LinkedIn's app transmits user data without their knowledge
iOS app collects users' calendar data and transmits it to the networking company's servers, without revealing the transmission to members, two mobile security researchers discover.
LinkedIn's iOS app is collecting information from calendar entries, including passwords and meeting notes, and transmitting it back to the company's servers without their knowledge, according two mobile security researchers.
The business-networking giant's app for Apple's iPad and iPhone has an opt-in feature that allows users to view their calendar entries within the app. However, researchers Yair Amit and Adi Sharabani discovered that once enabled by the user, the app automatically transmits users' calendar entries back to LinkedIn servers. Amit and Sharabani expect to present their findings at a security workshop at Tel Aviv University tomorrow.
The transmission of data, which is not revealed to users, may violate Apple's privacy guidelines, which prohibit apps from collecting and transmitting users' data without their express permission. Controversy erupted earlier this year when Path -- a popular iOS and Android application -- was without permission.
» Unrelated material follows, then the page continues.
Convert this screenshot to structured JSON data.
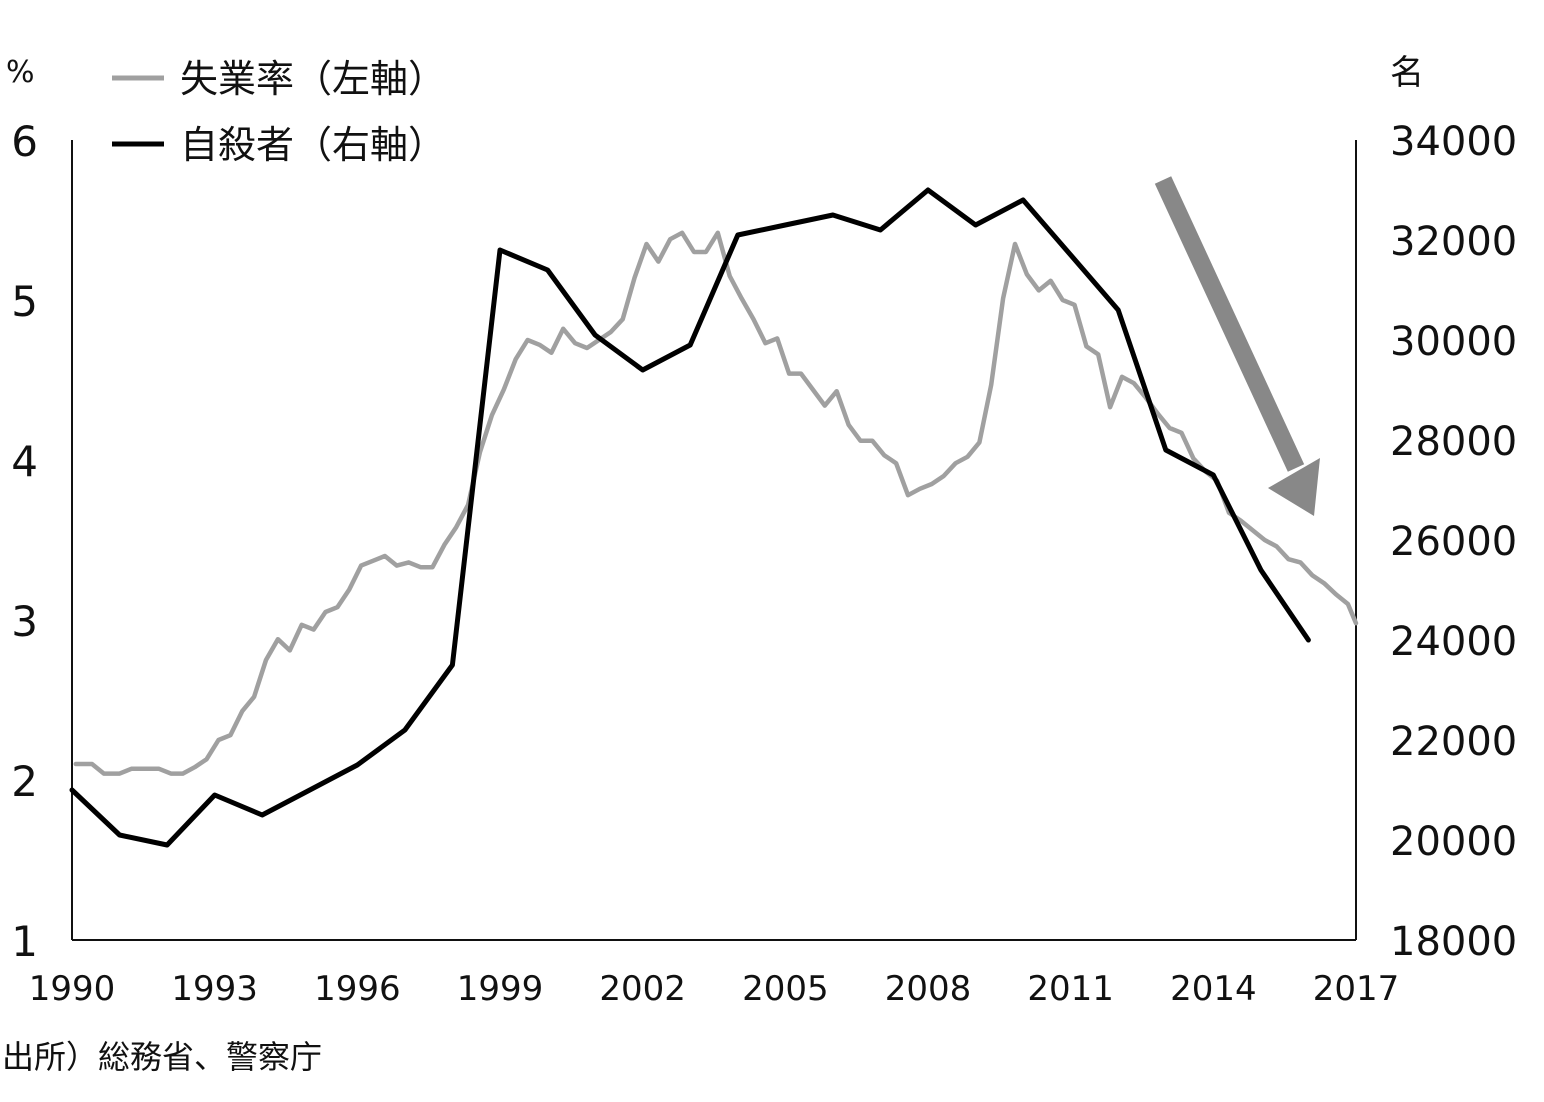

Path issued an apology on the issue and introduced an updated version that required users to opt-in to the feature.
Apple promised a fix that would prevent the behavior in the future, and a U.S. House subcommittee sent a letter to Apple asking why it doesn't force app developers to ask users for permission before downloading contacts.
The researchers said they had contacted LinkedIn about their findings but that the issue has yet to be resolved. They also said they didn't believe the social network used the data in a malicious way.
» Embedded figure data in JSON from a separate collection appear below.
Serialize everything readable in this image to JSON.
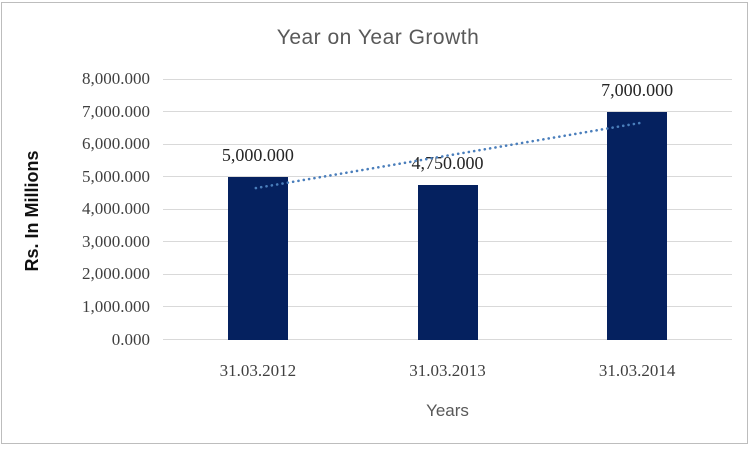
{
  "chart_data": {
    "type": "bar",
    "title": "Year on Year Growth",
    "xlabel": "Years",
    "ylabel": "Rs. In Millions",
    "categories": [
      "31.03.2012",
      "31.03.2013",
      "31.03.2014"
    ],
    "values": [
      5000000,
      4750000,
      7000000
    ],
    "data_labels": [
      "5,000.000",
      "4,750.000",
      "7,000.000"
    ],
    "ylim": [
      0,
      8000000
    ],
    "ytick_values": [
      0,
      1000000,
      2000000,
      3000000,
      4000000,
      5000000,
      6000000,
      7000000,
      8000000
    ],
    "ytick_labels": [
      "0.000",
      "1,000.000",
      "2,000.000",
      "3,000.000",
      "4,000.000",
      "5,000.000",
      "6,000.000",
      "7,000.000",
      "8,000.000"
    ],
    "grid": true,
    "legend": "none",
    "trendline": {
      "style": "dotted",
      "start_value": 4650000,
      "end_value": 6650000
    },
    "colors": {
      "bar": "#05215F",
      "trend": "#4A7EBB",
      "grid": "#D9D9D9",
      "title_text": "#595959",
      "axis_title_text": "#595959",
      "tick_text": "#3F3F3F",
      "data_label_text": "#262626",
      "frame_border": "#BDBDBD"
    }
  }
}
"However, we are concerned by the fact it collects and sends-out sensitive information about its users, without a clear indication and consent," Amit said in a blog post describing the issue.
While user contact data is valuable in helping to attract more users to the app, the researchers said there was no legitimate reason for LinkedIn to be collecting calendar data.
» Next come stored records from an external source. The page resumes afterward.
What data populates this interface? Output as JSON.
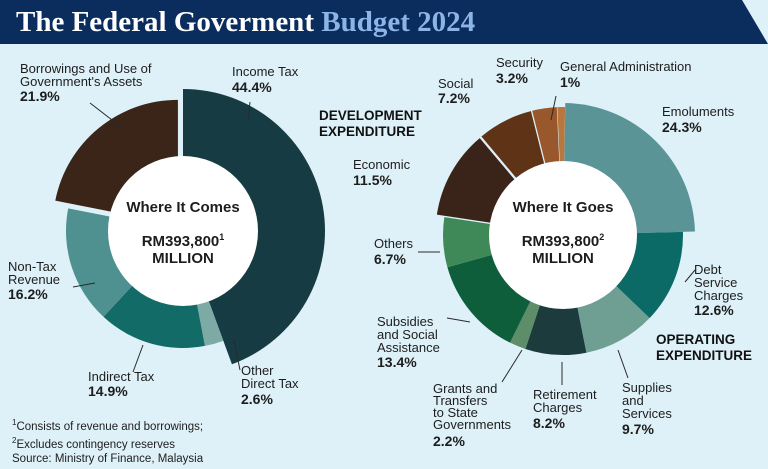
{
  "header": {
    "title_main": "The Federal Goverment",
    "title_highlight": "Budget 2024",
    "background_color": "#0b2d5e",
    "highlight_color": "#8db4e6"
  },
  "chart_data": [
    {
      "type": "pie",
      "title": "Where It Comes",
      "total_label": "RM393,800",
      "total_footnote": "1",
      "total_unit": "MILLION",
      "unit": "%",
      "slices": [
        {
          "name": "Income Tax",
          "value": 44.4,
          "color": "#163b42"
        },
        {
          "name": "Other Direct Tax",
          "value": 2.6,
          "color": "#7eaaa6"
        },
        {
          "name": "Indirect Tax",
          "value": 14.9,
          "color": "#126b67"
        },
        {
          "name": "Non-Tax Revenue",
          "value": 16.2,
          "color": "#4f9190"
        },
        {
          "name": "Borrowings and Use of Government's Assets",
          "value": 21.9,
          "color": "#3b2418"
        }
      ]
    },
    {
      "type": "pie",
      "title": "Where It Goes",
      "total_label": "RM393,800",
      "total_footnote": "2",
      "total_unit": "MILLION",
      "unit": "%",
      "groups": [
        "DEVELOPMENT EXPENDITURE",
        "OPERATING EXPENDITURE"
      ],
      "slices": [
        {
          "name": "Emoluments",
          "value": 24.3,
          "color": "#5a9497",
          "group": "OPERATING EXPENDITURE"
        },
        {
          "name": "Debt Service Charges",
          "value": 12.6,
          "color": "#0c6a66",
          "group": "OPERATING EXPENDITURE"
        },
        {
          "name": "Supplies and Services",
          "value": 9.7,
          "color": "#6f9f92",
          "group": "OPERATING EXPENDITURE"
        },
        {
          "name": "Retirement Charges",
          "value": 8.2,
          "color": "#1c3b3d",
          "group": "OPERATING EXPENDITURE"
        },
        {
          "name": "Grants and Transfers to State Governments",
          "value": 2.2,
          "color": "#5e8d6a",
          "group": "OPERATING EXPENDITURE"
        },
        {
          "name": "Subsidies and Social Assistance",
          "value": 13.4,
          "color": "#0e5e3b",
          "group": "OPERATING EXPENDITURE"
        },
        {
          "name": "Others",
          "value": 6.7,
          "color": "#3f8857",
          "group": "OPERATING EXPENDITURE"
        },
        {
          "name": "Economic",
          "value": 11.5,
          "color": "#3a2318",
          "group": "DEVELOPMENT EXPENDITURE"
        },
        {
          "name": "Social",
          "value": 7.2,
          "color": "#5f3316",
          "group": "DEVELOPMENT EXPENDITURE"
        },
        {
          "name": "Security",
          "value": 3.2,
          "color": "#99572c",
          "group": "DEVELOPMENT EXPENDITURE"
        },
        {
          "name": "General Administration",
          "value": 1,
          "color": "#b7773e",
          "group": "DEVELOPMENT EXPENDITURE"
        }
      ]
    }
  ],
  "labels": {
    "left": {
      "borrowings": [
        "Borrowings and Use of",
        "Government's Assets"
      ],
      "borrowings_pct": "21.9%",
      "income": "Income Tax",
      "income_pct": "44.4%",
      "nontax": [
        "Non-Tax",
        "Revenue"
      ],
      "nontax_pct": "16.2%",
      "indirect": "Indirect Tax",
      "indirect_pct": "14.9%",
      "otherdirect": [
        "Other",
        "Direct Tax"
      ],
      "otherdirect_pct": "2.6%"
    },
    "right": {
      "development": [
        "DEVELOPMENT",
        "EXPENDITURE"
      ],
      "operating": [
        "OPERATING",
        "EXPENDITURE"
      ],
      "security": "Security",
      "security_pct": "3.2%",
      "general": "General Administration",
      "general_pct": "1%",
      "social": "Social",
      "social_pct": "7.2%",
      "emoluments": "Emoluments",
      "emoluments_pct": "24.3%",
      "economic": "Economic",
      "economic_pct": "11.5%",
      "others": "Others",
      "others_pct": "6.7%",
      "debt": [
        "Debt",
        "Service",
        "Charges"
      ],
      "debt_pct": "12.6%",
      "subsidies": [
        "Subsidies",
        "and Social",
        "Assistance"
      ],
      "subsidies_pct": "13.4%",
      "grants": [
        "Grants and",
        "Transfers",
        "to State",
        "Governments"
      ],
      "grants_pct": "2.2%",
      "retirement": [
        "Retirement",
        "Charges"
      ],
      "retirement_pct": "8.2%",
      "supplies": [
        "Supplies",
        "and",
        "Services"
      ],
      "supplies_pct": "9.7%"
    }
  },
  "footnotes": {
    "n1_mark": "1",
    "n1_text": "Consists of revenue and borrowings;",
    "n2_mark": "2",
    "n2_text": "Excludes contingency reserves",
    "source": "Source: Ministry of Finance, Malaysia"
  }
}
"The biggest problematic factor lies in the fact that most of the transmitted information is not required for the app's functionality," Amit said.
LinkedIn representatives did not immediately respond to a CNET request for comment but pointed out to the New York Times that the feature is an "opt-in experience" that users can opt out of at any time.
"We use information from the meeting data to match LinkedIn profile information about who you're meeting with so you have more information about that person," LinkedIn spokesperson Julie Inouye said.
CNET has contacted Apple and will update this report when we learn more.
Updated at 8:55 p.m. PT with link to blog.